My new show, We'll Always Have Paris - bent tales from the sub-atomic is now open at Keith+Lottie Gallery, from January 17 to February 01, 2008.
My print Shanghai Romance (digital print) about rewriting classic narratives with a quantum lens is part of the group show the Beauty of Physics Art Prize 2007 University of Waterloo
This exhibit opened at Three Rivers Arts Festival Gallery in Pittsburgh, PA, USA on September 14 until October 20, 2007. It is a continuation of Gary Huck's touring exhibition 'Reflex' and I have two paintings/images in it.
First interview in almost 10 years as I get back inot exhibiting after a long break. Thanks to Artrage Festival media and Drum Magazine
Cover Art: Social Policy Magazine, New Orleans, USA. 2007 (Education Reform). I really found this a challenge, as I worked with a great editor, Caitlin, who sent me the complex articles on the No Child Left Behind Act
This is a rearview post from the past. The editor wanted something in like, 2 days, and I threw this together as a sketch with a photo for the New Matilda Magazine article Strange Liberators in May 9, 2007. I was flirting with the idea of being a regular illustrator but the fast deadlines did my head it, so I never went down that path. I do admire artists that can do editorial on demand, it’s tough…
This is an interview I did after I was invited to speak about the various art projects I was doing, including the Social Policy Magazine cover, the Reflex exhibition in NYC, and some work I was doing for New Matilda magazine in Australia. The interviewer is Matthew Perkins.
I will have 2 pieces in Leading labour cartoonist Gary Huck's Reflex: An exhibition of political cartoons. A world view of the United States to be launched April 26-28, 2007 at the CUNY Graduate Center, 34th Street and Fifth Avenue, New York City. The show will travel throughout the US in 2007
Artist statement and invitation for my new exhibition Sedition and Other Bedtime Stories at Keith+Lottie Gallery, William STreet Northbridge WA.

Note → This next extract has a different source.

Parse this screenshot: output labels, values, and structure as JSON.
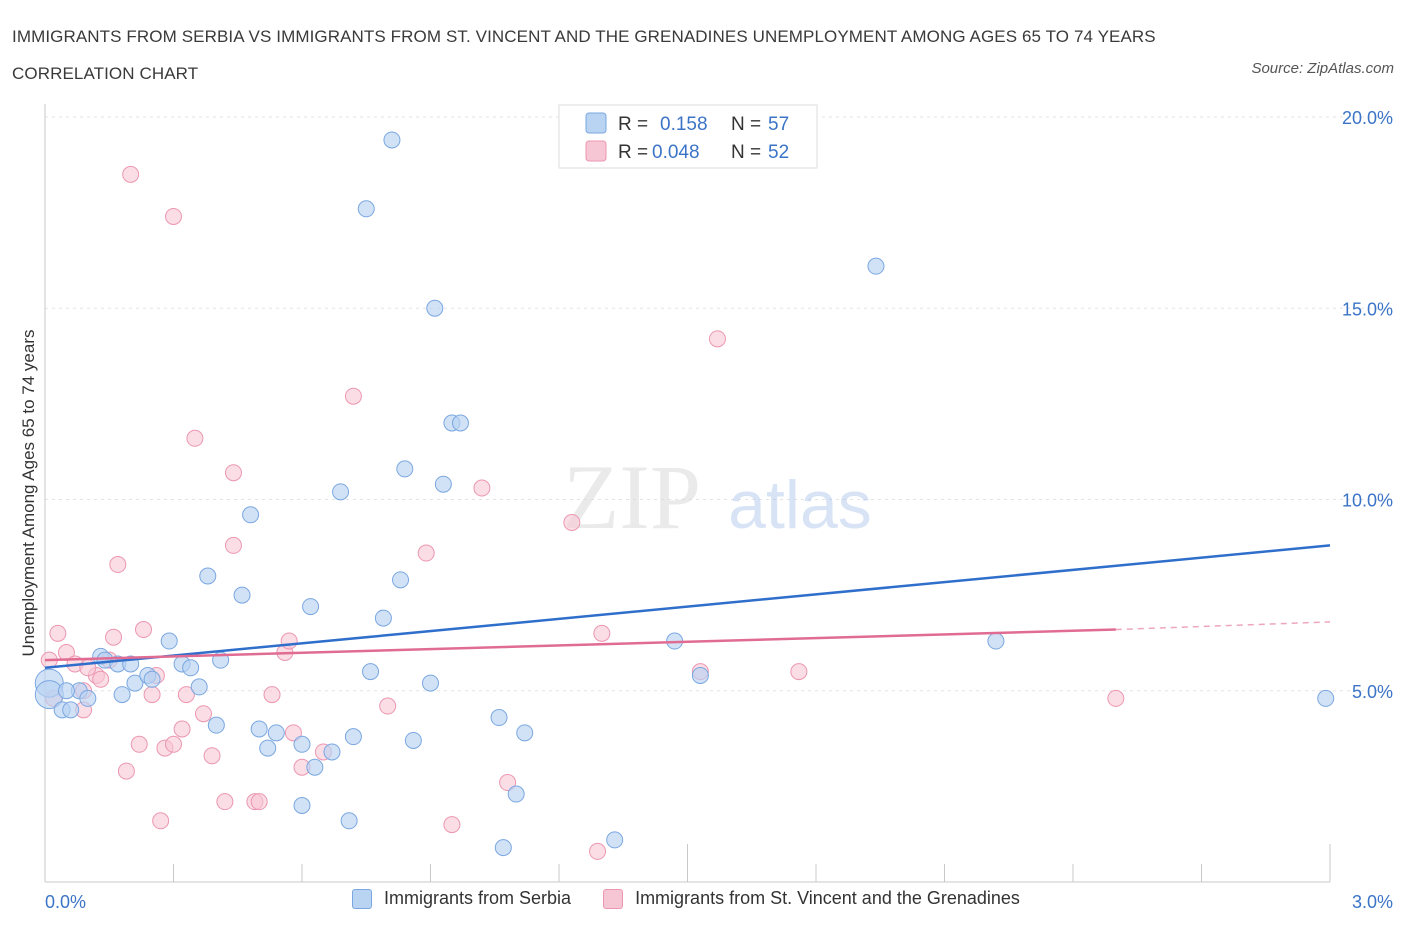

Perth visual artist Carl Gopalkrishnan’s new exhibition “Sedition and Other Bedtime Stories” opens at Keith and Lottie’s shop-gallery in Northbridge on Wednesday August 6 2006 at 6pm. The artist’s new work includes a series of drawings and painting based on the idea of a child waking up in our post-September 11 world.
A sign of how long I’ve been doing this is that websites don’t use Flash anymore, but this interview is in the RTRFM archives somewhere.

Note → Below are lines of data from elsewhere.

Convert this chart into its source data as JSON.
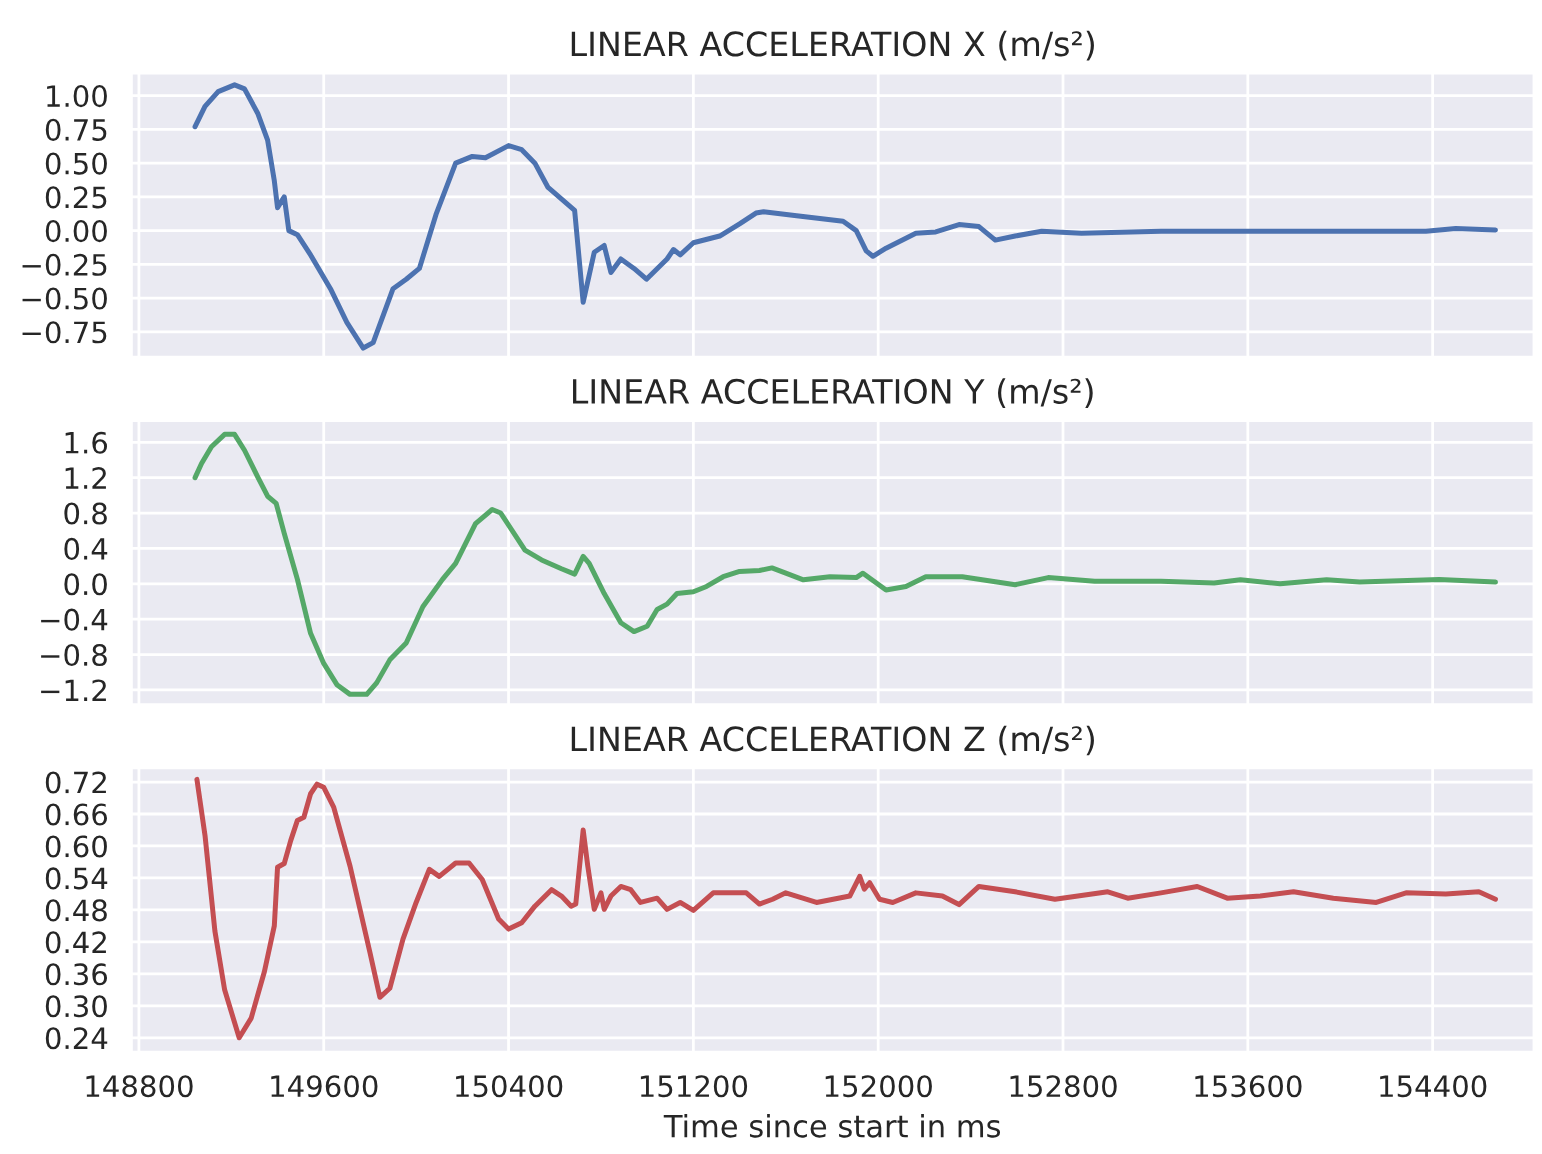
{
  "chart_data": [
    {
      "type": "line",
      "title": "LINEAR ACCELERATION X (m/s²)",
      "grid": true,
      "tick_labels": "y",
      "xlim": [
        148766,
        154840
      ],
      "ylim": [
        -0.94,
        1.17
      ],
      "xticks": [
        148800,
        149600,
        150400,
        151200,
        152000,
        152800,
        153600,
        154400
      ],
      "yticks": [
        {
          "value": -0.75,
          "label": "−0.75"
        },
        {
          "value": -0.5,
          "label": "−0.50"
        },
        {
          "value": -0.25,
          "label": "−0.25"
        },
        {
          "value": 0,
          "label": "0.00"
        },
        {
          "value": 0.25,
          "label": "0.25"
        },
        {
          "value": 0.5,
          "label": "0.50"
        },
        {
          "value": 0.75,
          "label": "0.75"
        },
        {
          "value": 1,
          "label": "1.00"
        }
      ],
      "x": [
        149043,
        149086,
        149143,
        149214,
        149257,
        149314,
        149357,
        149386,
        149400,
        149429,
        149449,
        149486,
        149543,
        149629,
        149700,
        149771,
        149814,
        149900,
        149957,
        150014,
        150086,
        150171,
        150243,
        150300,
        150400,
        150457,
        150514,
        150571,
        150686,
        150723,
        150771,
        150814,
        150843,
        150886,
        150943,
        150997,
        151086,
        151114,
        151143,
        151200,
        151314,
        151400,
        151471,
        151504,
        151647,
        151848,
        151905,
        151948,
        151977,
        152034,
        152163,
        152249,
        152350,
        152436,
        152507,
        152593,
        152708,
        152880,
        153224,
        153511,
        153798,
        154084,
        154371,
        154500,
        154672
      ],
      "series": [
        {
          "color": "#4c72b0",
          "values": [
            0.77,
            0.92,
            1.03,
            1.08,
            1.05,
            0.87,
            0.67,
            0.37,
            0.17,
            0.25,
            0.0,
            -0.03,
            -0.18,
            -0.43,
            -0.68,
            -0.87,
            -0.83,
            -0.43,
            -0.36,
            -0.28,
            0.12,
            0.5,
            0.55,
            0.54,
            0.63,
            0.6,
            0.5,
            0.32,
            0.15,
            -0.53,
            -0.16,
            -0.11,
            -0.31,
            -0.21,
            -0.28,
            -0.36,
            -0.21,
            -0.14,
            -0.18,
            -0.09,
            -0.04,
            0.05,
            0.13,
            0.14,
            0.11,
            0.07,
            0.0,
            -0.15,
            -0.19,
            -0.13,
            -0.02,
            -0.01,
            0.045,
            0.03,
            -0.07,
            -0.04,
            -0.005,
            -0.02,
            -0.005,
            -0.005,
            -0.005,
            -0.005,
            -0.005,
            0.015,
            0.005
          ]
        }
      ]
    },
    {
      "type": "line",
      "title": "LINEAR ACCELERATION Y (m/s²)",
      "grid": true,
      "tick_labels": "y",
      "xlim": [
        148766,
        154840
      ],
      "ylim": [
        -1.37,
        1.85
      ],
      "xticks": [
        148800,
        149600,
        150400,
        151200,
        152000,
        152800,
        153600,
        154400
      ],
      "yticks": [
        {
          "value": -1.2,
          "label": "−1.2"
        },
        {
          "value": -0.8,
          "label": "−0.8"
        },
        {
          "value": -0.4,
          "label": "−0.4"
        },
        {
          "value": 0,
          "label": "0.0"
        },
        {
          "value": 0.4,
          "label": "0.4"
        },
        {
          "value": 0.8,
          "label": "0.8"
        },
        {
          "value": 1.2,
          "label": "1.2"
        },
        {
          "value": 1.6,
          "label": "1.6"
        }
      ],
      "x": [
        149043,
        149071,
        149114,
        149171,
        149214,
        149257,
        149314,
        149357,
        149394,
        149429,
        149486,
        149543,
        149600,
        149657,
        149714,
        149786,
        149829,
        149886,
        149957,
        150029,
        150114,
        150171,
        150257,
        150329,
        150366,
        150471,
        150543,
        150629,
        150686,
        150723,
        150749,
        150814,
        150886,
        150943,
        151000,
        151043,
        151086,
        151129,
        151200,
        151257,
        151329,
        151400,
        151486,
        151540,
        151600,
        151676,
        151791,
        151905,
        151934,
        152034,
        152120,
        152206,
        152364,
        152593,
        152736,
        152937,
        153224,
        153454,
        153568,
        153740,
        153941,
        154084,
        154428,
        154672
      ],
      "series": [
        {
          "color": "#55a868",
          "values": [
            1.2,
            1.36,
            1.55,
            1.69,
            1.69,
            1.51,
            1.21,
            0.99,
            0.91,
            0.57,
            0.05,
            -0.56,
            -0.9,
            -1.14,
            -1.25,
            -1.25,
            -1.12,
            -0.86,
            -0.67,
            -0.26,
            0.05,
            0.23,
            0.68,
            0.84,
            0.8,
            0.38,
            0.27,
            0.17,
            0.11,
            0.31,
            0.23,
            -0.11,
            -0.44,
            -0.54,
            -0.48,
            -0.29,
            -0.23,
            -0.11,
            -0.09,
            -0.03,
            0.08,
            0.14,
            0.15,
            0.18,
            0.12,
            0.045,
            0.08,
            0.07,
            0.12,
            -0.07,
            -0.03,
            0.08,
            0.08,
            -0.01,
            0.07,
            0.03,
            0.03,
            0.01,
            0.045,
            0.0,
            0.045,
            0.02,
            0.05,
            0.02
          ]
        }
      ]
    },
    {
      "type": "line",
      "title": "LINEAR ACCELERATION Z (m/s²)",
      "xlabel": "Time since start in ms",
      "grid": true,
      "xlim": [
        148766,
        154840
      ],
      "ylim": [
        0.2125,
        0.747
      ],
      "xticks": [
        148800,
        149600,
        150400,
        151200,
        152000,
        152800,
        153600,
        154400
      ],
      "yticks": [
        {
          "value": 0.24,
          "label": "0.24"
        },
        {
          "value": 0.3,
          "label": "0.30"
        },
        {
          "value": 0.36,
          "label": "0.36"
        },
        {
          "value": 0.42,
          "label": "0.42"
        },
        {
          "value": 0.48,
          "label": "0.48"
        },
        {
          "value": 0.54,
          "label": "0.54"
        },
        {
          "value": 0.6,
          "label": "0.60"
        },
        {
          "value": 0.66,
          "label": "0.66"
        },
        {
          "value": 0.72,
          "label": "0.72"
        }
      ],
      "x": [
        149051,
        149086,
        149129,
        149171,
        149234,
        149286,
        149343,
        149386,
        149400,
        149429,
        149457,
        149486,
        149514,
        149543,
        149571,
        149600,
        149643,
        149714,
        149800,
        149843,
        149886,
        149943,
        150000,
        150057,
        150100,
        150171,
        150229,
        150286,
        150357,
        150400,
        150457,
        150514,
        150586,
        150629,
        150671,
        150691,
        150723,
        150743,
        150771,
        150800,
        150814,
        150843,
        150886,
        150929,
        150971,
        151043,
        151086,
        151143,
        151200,
        151286,
        151429,
        151486,
        151543,
        151600,
        151733,
        151877,
        151920,
        151940,
        151963,
        152006,
        152063,
        152163,
        152278,
        152350,
        152436,
        152593,
        152765,
        152994,
        153080,
        153224,
        153381,
        153511,
        153654,
        153798,
        153970,
        154156,
        154285,
        154457,
        154600,
        154672
      ],
      "series": [
        {
          "color": "#c44e52",
          "values": [
            0.725,
            0.62,
            0.44,
            0.33,
            0.24,
            0.277,
            0.364,
            0.45,
            0.56,
            0.567,
            0.61,
            0.648,
            0.654,
            0.698,
            0.716,
            0.71,
            0.673,
            0.562,
            0.4,
            0.316,
            0.333,
            0.425,
            0.494,
            0.556,
            0.543,
            0.568,
            0.568,
            0.537,
            0.463,
            0.444,
            0.456,
            0.487,
            0.518,
            0.506,
            0.487,
            0.491,
            0.63,
            0.562,
            0.481,
            0.512,
            0.481,
            0.506,
            0.524,
            0.518,
            0.494,
            0.502,
            0.481,
            0.494,
            0.479,
            0.512,
            0.512,
            0.491,
            0.5,
            0.512,
            0.494,
            0.506,
            0.543,
            0.519,
            0.531,
            0.5,
            0.494,
            0.512,
            0.506,
            0.49,
            0.524,
            0.514,
            0.5,
            0.514,
            0.502,
            0.512,
            0.524,
            0.502,
            0.506,
            0.514,
            0.502,
            0.494,
            0.512,
            0.51,
            0.514,
            0.5
          ]
        }
      ]
    }
  ]
}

A group exhibition of artists and artisans where I was able to share my ‘other side’, which is my craft and skills in art doll making, sculpture and fabric design. Diana Bostock was the sweetest most supportive art gallery director I have met then or since.
During the creation of my Dualities exhibition, I was heavily influenced by the works of T.S. Eliot, and particularly his Four Quartets. Eliot's writing often explores the complexities and contradictions of the human experience, and this connected with me deeply as an artist. The exhibition was my own exploration of duality - and perhaps my realisation at 25 that life was more complex that I myself was at the time. I discovered the power of abstract ideas to reveal hidden truths, which was wonderful and frightening at the same time.
My gallery section has a selection of paintings from my first solo exhibition Carl Gopal Solo. I was 23 years old. It was held at Bridge Gallery in Northbridge in 1992, Western Australia. They are largely dry and oil pastel paintings on card and paper. I love the lack of complexity, to be quite honest, and their simple response to the world around me. Nothing else documented from this era (it was Glasnost, post-AIDs, pre 9/11 & the Internet, so…). Above is a local newspaper that ran a story on me on their front page and brought in a LOT of sales, so thank you kindly.